Blood Orange Announces New Album Freetown Sound

Blood Orange Announces New Album Freetown Sound

Photo by Chelsea Lauren/WireImage

Dev Hynes has announced that the title of his next Blood Orange album will be Freetown Sound. He discussed the follow-up to 2013′s Cupid Deluxe in a new interview with Pitchfork contributor T. Cole Rachel for V Magazine, revealing that it will be out this spring. “It’s inspired by old Dust Brothers records, very cut and paste,” he told Rachel. “It’s like my version of Paul’s Boutique. It kind of plays like a long mix tape.” Later, he said, “It talks a lot about sexuality and displacement and life in the city—so it’s definitely very personal, but in doing that I think it’s probably the most relatable thing I’ve ever done.”

He also said:

This is a very layered and very deep record for me.
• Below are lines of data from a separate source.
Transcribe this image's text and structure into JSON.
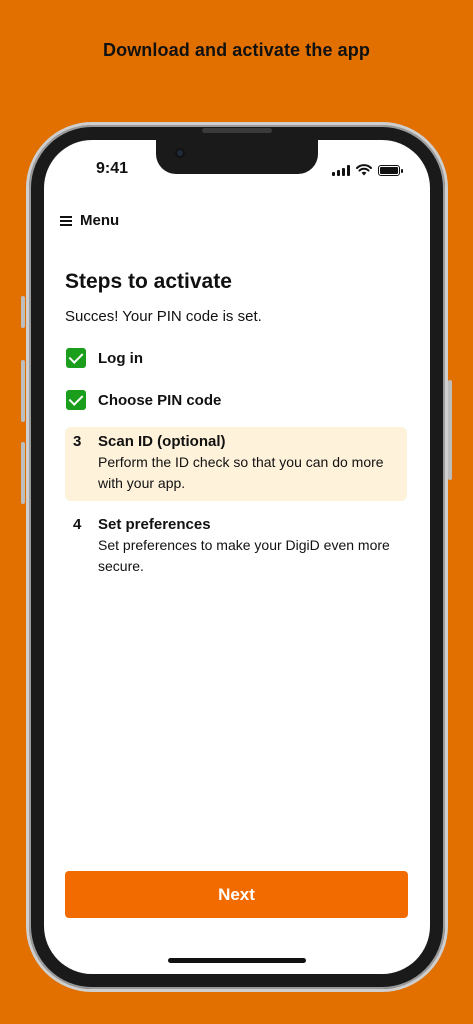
{
  "promo": {
    "title": "Download and activate the app"
  },
  "status_bar": {
    "time": "9:41",
    "icons": [
      "signal-icon",
      "wifi-icon",
      "battery-icon"
    ]
  },
  "menu": {
    "icon": "hamburger-icon",
    "label": "Menu"
  },
  "page": {
    "title": "Steps to activate",
    "message": "Succes! Your PIN code is set."
  },
  "steps": [
    {
      "title": "Log in",
      "status": "done",
      "icon": "checkmark-icon"
    },
    {
      "title": "Choose PIN code",
      "status": "done",
      "icon": "checkmark-icon"
    },
    {
      "number": "3",
      "title": "Scan ID (optional)",
      "description": "Perform the ID check so that you can do more with your app.",
      "status": "active"
    },
    {
      "number": "4",
      "title": "Set preferences",
      "description": "Set preferences to make your DigiD even more secure.",
      "status": "pending"
    }
  ],
  "next_button": {
    "label": "Next"
  },
  "colors": {
    "background": "#E17000",
    "primary_button": "#F26B00",
    "check_green": "#1B9E1B",
    "active_step_bg": "#FFF2DB"
  }
}
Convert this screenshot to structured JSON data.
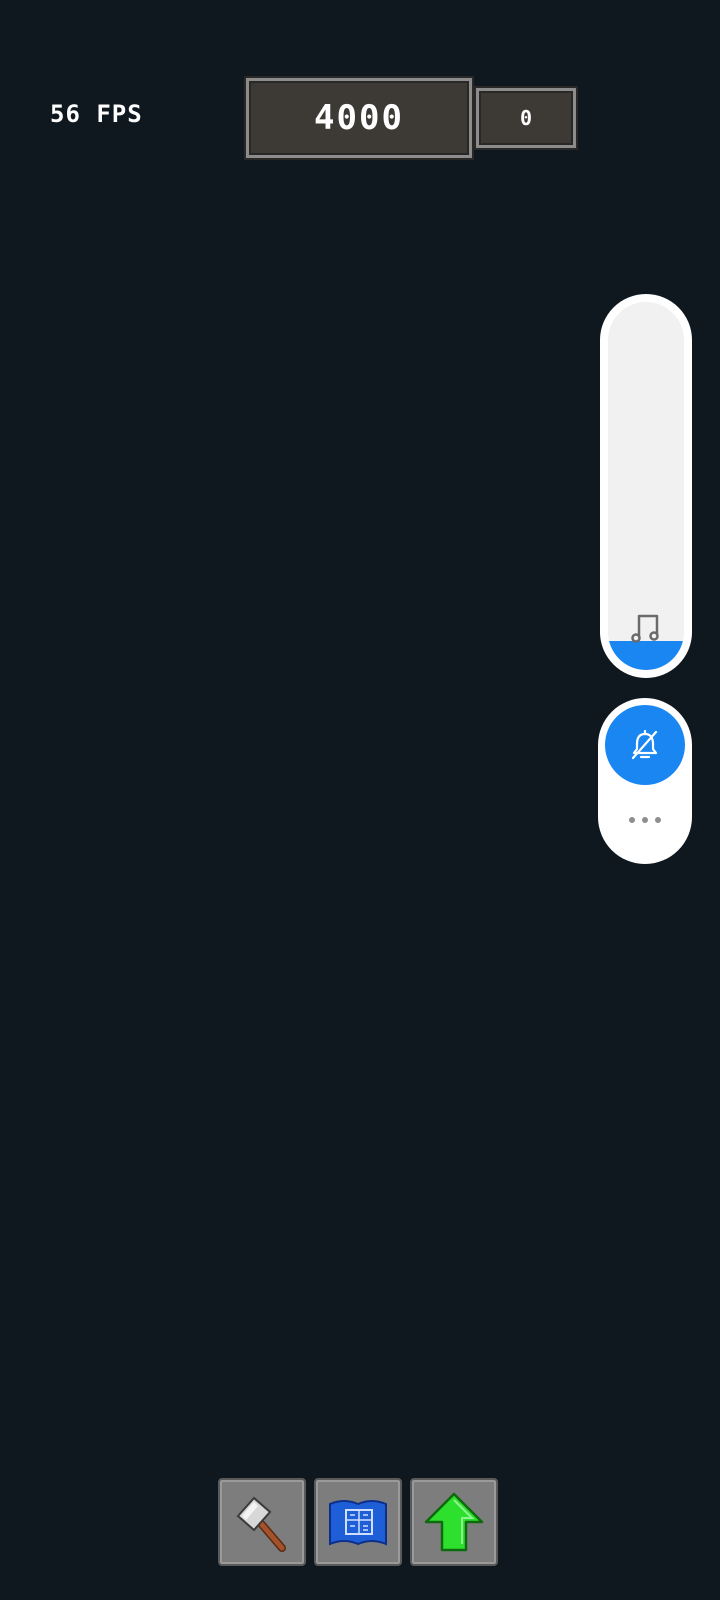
{
  "hud": {
    "fps_label": "56 FPS",
    "score": "4000",
    "counter": "0"
  },
  "volume_overlay": {
    "level_fraction": 0.08,
    "icon": "music-note-icon",
    "ringer_icon": "bell-muted-icon",
    "more_icon": "more-dots-icon",
    "accent_color": "#1a86f2"
  },
  "toolbar": {
    "tools": [
      {
        "icon": "hammer-icon"
      },
      {
        "icon": "blueprint-icon"
      },
      {
        "icon": "upgrade-arrow-icon"
      }
    ]
  },
  "colors": {
    "background": "#0f181f",
    "panel": "#3d3a36",
    "panel_border": "#8c8c8c",
    "tool_background": "#7d7d7d"
  }
}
There’s a lot of meaning behind all of the choices I’ve made for this one. It looks into my childhood and examines who I am at this point in my life. There are so many crazy layers to it that it’s actually quite hard to talk about it, but the record is very reflective of how my brain works. This is gonna sound terrifying, but there is a strong theme of Christianity on the record. When I was growing up, Christianity was drilled into my head so intensely, to the point where, as a child, I was meant to be left-handed but was forced to use my right instead. Left-handedness was seen as a sign of darkness. Freetown Sound also has a lot to do with Freetown—the capital of Sierra Leone—which is where my dad is from. The record addresses the way Christianity was brought to West Africa and the way black households held on very tightly to Christianity because it was this beacon of hope…and how eventually this somehow led to someone in a school telling me not to use my left hand. It’s been very interesting for me trying to understand and tie all of these things together. It’s been a way of working through it. There’s also a lot of stuff about race and specifically things that have happened to me.

Last year, Hynes shared 46 minutes of unreleased music, scored the film Palo Alto, collaborated with Nelly Furtado on “Hadron Collider,” and shared the tracks “Do You See My Skin Through the Flames?” and “Sandra’s Smile.”